The self-distancing and quarantine protocols put in place to slow the spread of COVID-19 have reduced economic growth, shuttered consumers in their homes and changed the way Americans purchase and consume food.
At the same time considerably fewer cattle and hogs are being processed, wholesale meat prices are rising and the gap between the value of meat products and the prices that producers receive for their livestock is growing. That widening gap caught the attention of President Trump, who recently voiced his concerns about the situation. President Trump asked the Department of Justice to investigate whether or not meat processing companies participated in price fixing after attorneys general from 11 states issued a letter urging that action.
Strained Processing Capacity
Ranging from a few days to two weeks or even indefinitely, over the past two months, more than two dozen livestock processing plants have closed down due to issues with COVID-19. In some cases, the closures were due to outbreaks among workers at the plants.
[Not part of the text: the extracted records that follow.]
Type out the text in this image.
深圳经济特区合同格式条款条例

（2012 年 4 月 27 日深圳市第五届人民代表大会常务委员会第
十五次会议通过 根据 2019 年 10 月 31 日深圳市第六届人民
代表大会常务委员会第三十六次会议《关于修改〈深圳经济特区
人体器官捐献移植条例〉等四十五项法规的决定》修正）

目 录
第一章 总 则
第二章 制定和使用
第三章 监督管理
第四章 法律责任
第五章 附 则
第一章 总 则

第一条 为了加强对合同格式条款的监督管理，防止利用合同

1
In other cases, it is a struggle to keep workers, who are afraid of getting sick, coming into the plant. Some of these facilities, such as the JBS facility in Greeley, Colorado, have already reopened. That makes estimating the country’s processing capacity a moving target, but we can estimate that at times over the previous few weeks, pork processing capacity has been reduced by as much as 20% and beef processing capacity has been reduced by as much as 10%.
Without the processing capacity, plants cannot take delivery of animals, driving down prices paid to producers and creating backlogs throughout the system. Figure 2 shows the dramatic decline in live cattle futures and the roller coaster that lean hog futures have been on.
With limited processing capacity also comes lower output of meat and poultry products, which has pushed wholesale prices way up. The choice boxed beef cutout has surged well beyond historical levels, nearly doubling in value in just three weeks. The pork cutout has increased 103% since April 15 but remains (for now) below the highs in 2014, when PEDv decimated the country’s pork industry.
As wholesale prices for meat skyrocket and livestock prices plummet, the live-to-cutout spread for beef is widening to the degree it caught President Trump’s eye. Figure 4 shows the increase in the live-to-cutout spreads for beef and pork. This spread comes from the Livestock Marketing Information Center’s database of calculated gross margins on a 1,000 lbs.-of-steer basis and per head of hog basis. These calculations are essentially the spread between inputs and outputs and do not include processing costs (energy, labor, etc.) and fixed costs.
It is tempting to look at Figure 4 and draw conclusions about packer margins, but while the live-to-cutout spread typically provides a good measure of the overall health of packer margins, the current environment makes that incredibly difficult to gauge. Processing plants’ new COVID-19 safety measures add a cost that is not included in the spread. There is no way to know that cost outside of getting a look at the processing companies’ internal information, but one can infer that the cost of protective gear, increased sick leave, increased bonuses and increased incentive pay are very high for these businesses.
This global pandemic has injected never-before-seen uncertainty into the animal protein markets. As processing plants struggle to remain open amid labor shortages and maintain line speeds while implementing worker protection measures, the wholesale value of meat has surged. At the same time, livestock prices have cratered, leading to very large spreads between the value of a processing facility’s inputs and outputs. However, with the increased costs of doing business in a COVID-19 world, the actual situation on the ground is going to be a bit more complicated than at first glance.